Fallen snow sits on a Jayhawk statue in front of a tree and Strong Hall.

The University of Kansas will not extend its salary reduction plan past the current timeframe, KU leadership said in a message Tuesday.

The University of Kansas will not extend the salary reduction plan put in place for the fall semester beyond its previously announced timeframe, Chancellor Douglas Girod and Provost Barbara Bichelmeyer said Tuesday in a message to campus.

In June, KU announced employees who earn more than $50,000 annually will see a reduction in salary to help ease the effects of the budget deficit the university faces as a result of the COVID-19 pandemic.

The salary reduction plan is set to end either Dec. 26 for faculty paid on an academic year basis or Feb. 20 for fiscal year employees.

KU leaders could be forced to extend the plan into the spring semester if the university’s state funding is cut further, but Girod and Bichelmeyer said they don’t expect that to happen at this time.

Additionally, KU will close both the Lawrence and Edwards campuses from Dec. 27 to Jan. 2. Campus employees will be given weeklong paid leave during that time, according to the announcement.

For departments that are considered essential to campus security or systems, a smaller number of employees will be given paid leave from Dec. 20 to Dec. 26, according to the announcement.

Girod and Bichelmeyer thanked faculty and staff for their hard work during the fall semester and said the paid leave would provide employees time to reset for the spring semester.

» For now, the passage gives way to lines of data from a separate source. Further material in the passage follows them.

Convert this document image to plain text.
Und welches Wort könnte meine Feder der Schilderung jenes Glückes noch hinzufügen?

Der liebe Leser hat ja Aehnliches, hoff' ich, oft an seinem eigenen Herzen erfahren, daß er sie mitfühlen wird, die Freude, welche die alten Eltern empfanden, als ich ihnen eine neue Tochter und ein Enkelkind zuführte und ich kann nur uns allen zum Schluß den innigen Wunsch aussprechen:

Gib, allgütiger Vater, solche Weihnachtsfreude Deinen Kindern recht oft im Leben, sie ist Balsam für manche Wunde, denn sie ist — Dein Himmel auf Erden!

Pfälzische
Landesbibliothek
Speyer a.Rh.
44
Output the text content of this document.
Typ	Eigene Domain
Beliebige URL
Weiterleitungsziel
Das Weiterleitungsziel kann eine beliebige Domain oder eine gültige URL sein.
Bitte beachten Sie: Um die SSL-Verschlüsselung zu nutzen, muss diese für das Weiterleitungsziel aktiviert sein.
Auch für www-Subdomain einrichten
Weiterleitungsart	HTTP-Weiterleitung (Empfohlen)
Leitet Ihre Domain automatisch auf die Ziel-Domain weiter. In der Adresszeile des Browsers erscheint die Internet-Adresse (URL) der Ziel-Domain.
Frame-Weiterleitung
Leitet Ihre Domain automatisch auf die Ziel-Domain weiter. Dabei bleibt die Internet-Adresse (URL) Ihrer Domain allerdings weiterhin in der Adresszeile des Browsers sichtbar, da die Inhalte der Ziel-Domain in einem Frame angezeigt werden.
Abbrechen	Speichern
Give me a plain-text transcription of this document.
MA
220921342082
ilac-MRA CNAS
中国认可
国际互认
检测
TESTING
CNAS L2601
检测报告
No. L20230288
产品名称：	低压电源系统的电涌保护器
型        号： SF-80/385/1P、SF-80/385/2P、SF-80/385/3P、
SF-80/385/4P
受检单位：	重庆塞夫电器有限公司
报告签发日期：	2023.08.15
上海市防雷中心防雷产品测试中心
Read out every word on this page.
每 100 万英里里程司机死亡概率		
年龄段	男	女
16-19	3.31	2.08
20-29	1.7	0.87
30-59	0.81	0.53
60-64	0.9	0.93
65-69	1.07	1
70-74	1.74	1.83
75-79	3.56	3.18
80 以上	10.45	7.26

“In appreciation of your extraordinary efforts and to provide you time to focus on your wellbeing and reset for the spring term, we will close the Lawrence and Edwards campuses Dec. 27 through Jan. 2 and offer paid leave to those campuses’ employees,” they said in the announcement. 

Employees will not have to use accrued leave to access the paid leave opportunity, according to the announcement.

“The paid leave is for you to re-energize, connect with family and friends, and focus on your own mental and physical health,” they said.